Even a built-in incentive system is in place to stimulate further progress. A little more expensive than similar applications (about $16 per month after a free trial); however, the extra fee does contain more products that aren’t included in the app.
With the app’s interactive features, Reading Raven aims to assist children aged three to seven develop a strong foundation for reading and a lifelong love of the written word. Students learn to recognize and trace letters through a series of interactive games built around a phonics-based curriculum.
The games’ multimodal approach also helps students develop hand-eye coordination, listening comprehension, and reading comprehension. ‘ Building a solid basis for reading comprehension from the start is possible using this method.
Families can tailor the educational experience for each school level by selecting which “adventures” kids can go on. Games that focus on letter sounds, such as those for 3-year-olds, progress to word matching, while those for 5-year-olds focus on putting word groups together.
All of it is interactive and can be tailored to each student’s specific requirements and interests. It costs $4 to download the first volume and $3 to download the second volume, with more exercises at the same difficulty levels.
As a result of its affiliation with the large nonprofit organization, Reading Is Fundamental, Skybrary, formerly Reading Rainbow, has the advantage of focusing on children’s literacy.
The idea is simple: an interactive digital library in a humorous framework that allows young readers to study the themes of their choice. Along with the books, there are several video “adventures” and “read-along” narrations to go with it. You can use Skybrary to enrich your children’s reading experience by providing them with books they will enjoy.
This app’s primary goal is to provide children with a steady flow of fresh reading material. More significantly, the app’s variety and the option for young readers to select books about topics they’re interested in fosters a genuine love for reading at an early age, which is just as vital as the basic reading skills.
The subscription costs $5 per month or $40 per year. It’s worth noting that the app is listed in the app stores as “free,” yet there are “in-app purchases.”
FarFaria is a lovely set-up that is also ideal for young readers. There are numerous “lands” on a map where readers can discover new stories and topics to practice their reading abilities.
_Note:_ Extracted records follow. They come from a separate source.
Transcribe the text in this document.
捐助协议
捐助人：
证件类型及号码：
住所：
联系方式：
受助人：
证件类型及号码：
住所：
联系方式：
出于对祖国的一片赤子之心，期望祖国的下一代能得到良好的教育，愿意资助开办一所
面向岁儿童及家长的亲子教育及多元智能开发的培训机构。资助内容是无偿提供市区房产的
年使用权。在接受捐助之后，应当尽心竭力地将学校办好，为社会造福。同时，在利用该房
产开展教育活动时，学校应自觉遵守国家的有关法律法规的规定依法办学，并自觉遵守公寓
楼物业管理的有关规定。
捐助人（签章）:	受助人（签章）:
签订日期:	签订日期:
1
Instead of full-fledged games or planned courses, readers are given greater control over what they read. Using the “read to me” feature, readers have the option of either reading the books themselves themselves or having them read by a professional narrator.
There are two levels of membership in FarFaria: free and paid. Endless stories are available to paid subscribers, who can access “favorite” stories even if they are offline, and new stories are introduced every week.
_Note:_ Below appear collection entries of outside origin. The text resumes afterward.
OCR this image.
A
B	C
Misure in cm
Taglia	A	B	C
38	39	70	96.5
A monthly subscription costs around $5 per month, a yearly subscription costs around $50 per year, or a lifetime subscription costs $100. This way, you can nurture a lifelong love of reading regardless of your financial situation.
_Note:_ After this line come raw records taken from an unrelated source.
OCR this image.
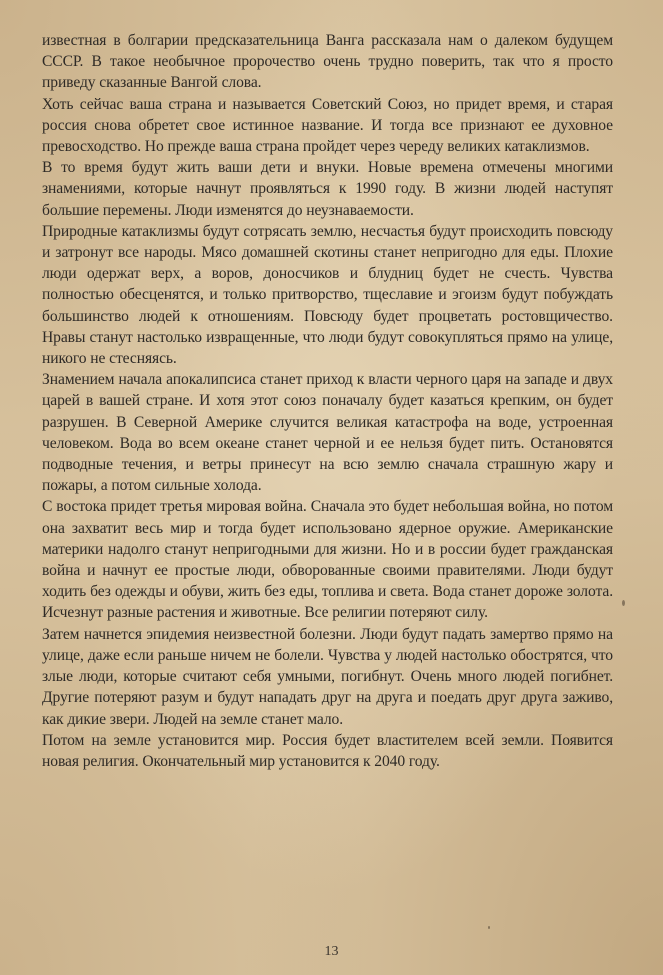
известная в болгарии предсказательница Ванга рассказала нам о далеком будущем СССР. В такое необычное пророчество очень трудно поверить, так что я просто приведу сказанные Вангой слова.

Хоть сейчас ваша страна и называется Советский Союз, но придет время, и старая россия снова обретет свое истинное название. И тогда все признают ее духовное превосходство. Но прежде ваша страна пройдет через череду великих катаклизмов.

В то время будут жить ваши дети и внуки. Новые времена отмечены многими знамениями, которые начнут проявляться к 1990 году. В жизни людей наступят большие перемены. Люди изменятся до неузнаваемости.

Природные катаклизмы будут сотрясать землю, несчастья будут происходить повсюду и затронут все народы. Мясо домашней скотины станет непригодно для еды. Плохие люди одержат верх, а воров, доносчиков и блудниц будет не счесть. Чувства полностью обесценятся, и только притворство, тщеславие и эгоизм будут побуждать большинство людей к отношениям. Повсюду будет процветать ростовщичество. Нравы станут настолько извращенные, что люди будут совокупляться прямо на улице, никого не стесняясь.

Знамением начала апокалипсиса станет приход к власти черного царя на западе и двух царей в вашей стране. И хотя этот союз поначалу будет казаться крепким, он будет разрушен. В Северной Америке случится великая катастрофа на воде, устроенная человеком. Вода во всем океане станет черной и ее нельзя будет пить. Остановятся подводные течения, и ветры принесут на всю землю сначала страшную жару и пожары, а потом сильные холода.

С востока придет третья мировая война. Сначала это будет небольшая война, но потом она захватит весь мир и тогда будет использовано ядерное оружие. Американские материки надолго станут непригодными для жизни. Но и в россии будет гражданская война и начнут ее простые люди, обворованные своими правителями. Люди будут ходить без одежды и обуви, жить без еды, топлива и света. Вода станет дороже золота. Исчезнут разные растения и животные. Все религии потеряют силу.

Затем начнется эпидемия неизвестной болезни. Люди будут падать замертво прямо на улице, даже если раньше ничем не болели. Чувства у людей настолько обострятся, что злые люди, которые считают себя умными, погибнут. Очень много людей погибнет. Другие потеряют разум и будут нападать друг на друга и поедать друг друга заживо, как дикие звери. Людей на земле станет мало.

Потом на земле установится мир. Россия будет властителем всей земли. Появится новая религия. Окончательный мир установится к 2040 году.

13
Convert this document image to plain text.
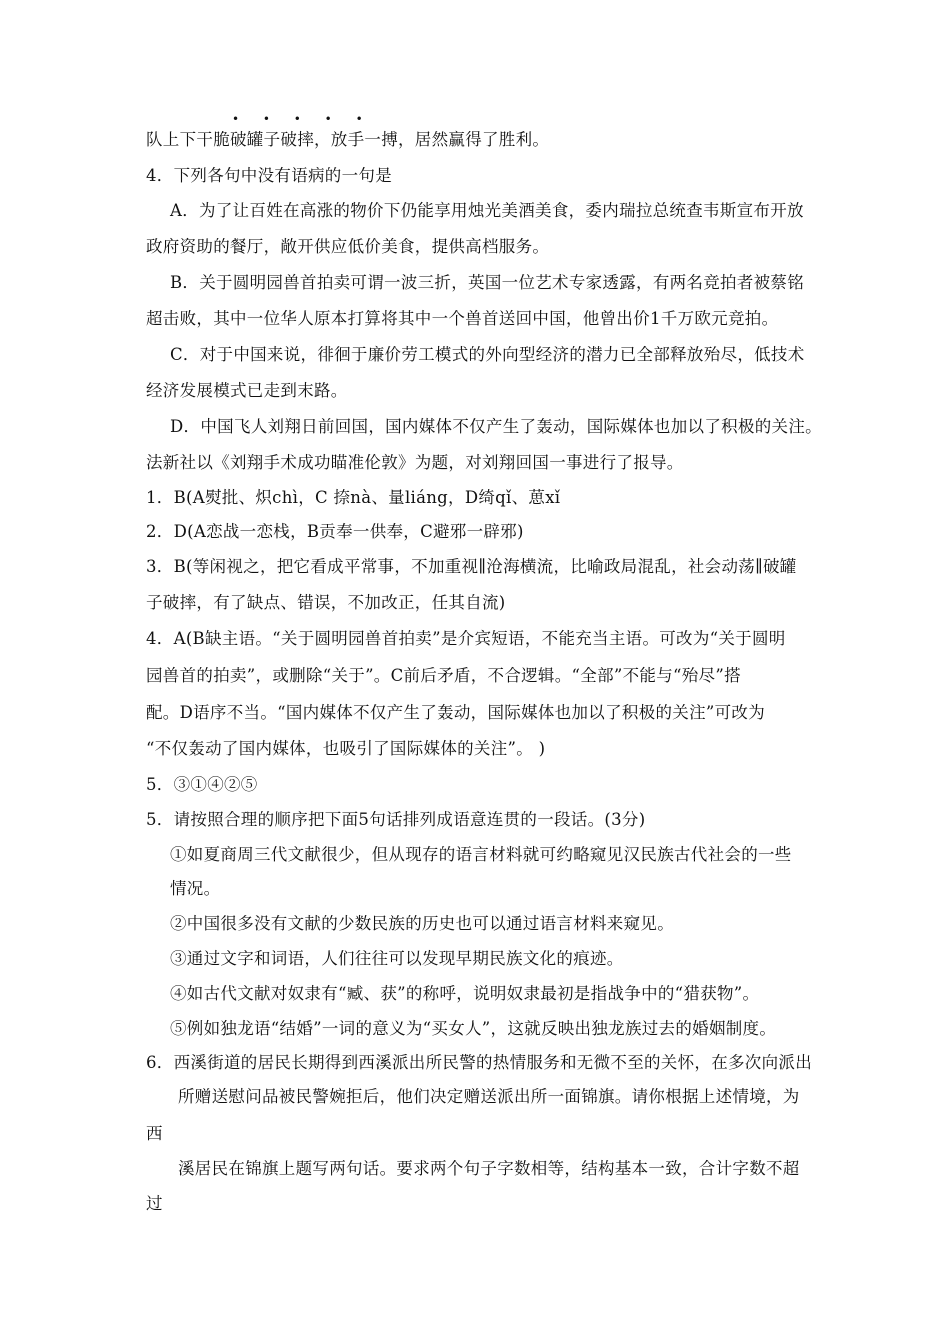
• • • • •
队上下干脆破罐子破摔，放手一搏，居然赢得了胜利。
4．下列各句中没有语病的一句是
A．为了让百姓在高涨的物价下仍能享用烛光美酒美食，委内瑞拉总统查韦斯宣布开放
政府资助的餐厅，敞开供应低价美食，提供高档服务。
B．关于圆明园兽首拍卖可谓一波三折，英国一位艺术专家透露，有两名竞拍者被蔡铭
超击败，其中一位华人原本打算将其中一个兽首送回中国，他曾出价1千万欧元竞拍。
C．对于中国来说，徘徊于廉价劳工模式的外向型经济的潜力已全部释放殆尽，低技术
经济发展模式已走到末路。
D．中国飞人刘翔日前回国，国内媒体不仅产生了轰动，国际媒体也加以了积极的关注。
法新社以《刘翔手术成功瞄准伦敦》为题，对刘翔回国一事进行了报导。
1．B(A熨批、炽chì，C 捺nà、量liáng，D绮qǐ、葸xǐ
2．D(A恋战一恋栈，B贡奉一供奉，C避邪一辟邪)
3．B(等闲视之，把它看成平常事，不加重视∥沧海横流，比喻政局混乱，社会动荡∥破罐
子破摔，有了缺点、错误，不加改正，任其自流)
4．A(B缺主语。“关于圆明园兽首拍卖”是介宾短语，不能充当主语。可改为“关于圆明
园兽首的拍卖”，或删除“关于”。C前后矛盾，不合逻辑。“全部”不能与“殆尽”搭
配。D语序不当。“国内媒体不仅产生了轰动，国际媒体也加以了积极的关注”可改为
“不仅轰动了国内媒体，也吸引了国际媒体的关注”。 )
5．③①④②⑤
5．请按照合理的顺序把下面5句话排列成语意连贯的一段话。(3分)
①如夏商周三代文献很少，但从现存的语言材料就可约略窥见汉民族古代社会的一些
情况。
②中国很多没有文献的少数民族的历史也可以通过语言材料来窥见。
③通过文字和词语，人们往往可以发现早期民族文化的痕迹。
④如古代文献对奴隶有“臧、获”的称呼，说明奴隶最初是指战争中的“猎获物”。
⑤例如独龙语“结婚”一词的意义为“买女人”，这就反映出独龙族过去的婚姻制度。
6．西溪街道的居民长期得到西溪派出所民警的热情服务和无微不至的关怀，在多次向派出
所赠送慰问品被民警婉拒后，他们决定赠送派出所一面锦旗。请你根据上述情境，为
西
溪居民在锦旗上题写两句话。要求两个句子字数相等，结构基本一致，合计字数不超
过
Asked and Answered Become an Apps Literate
For every family, the road to learning to read begins somewhere, and at-home learning is just as vital as regular classroom instruction for achieving this goal.
Our goal was to include the best-reviewed options in our selections, so we’ve largely stuck with longstanding names like ABCmouse and Hooked on Phonics. This includes sections for certain learners, such as homeschoolers or the very young, who may benefit from a more tailored approach.
Students and their families are more in control of their learning using applications that offer “practice” modules outside of linked lessons or libraries that may be explored at one’s speed.
While some of these applications are designed exclusively for the youngest kids, many others feature companion apps or alternate modules that allow pupils to continue learning with the same program for several years.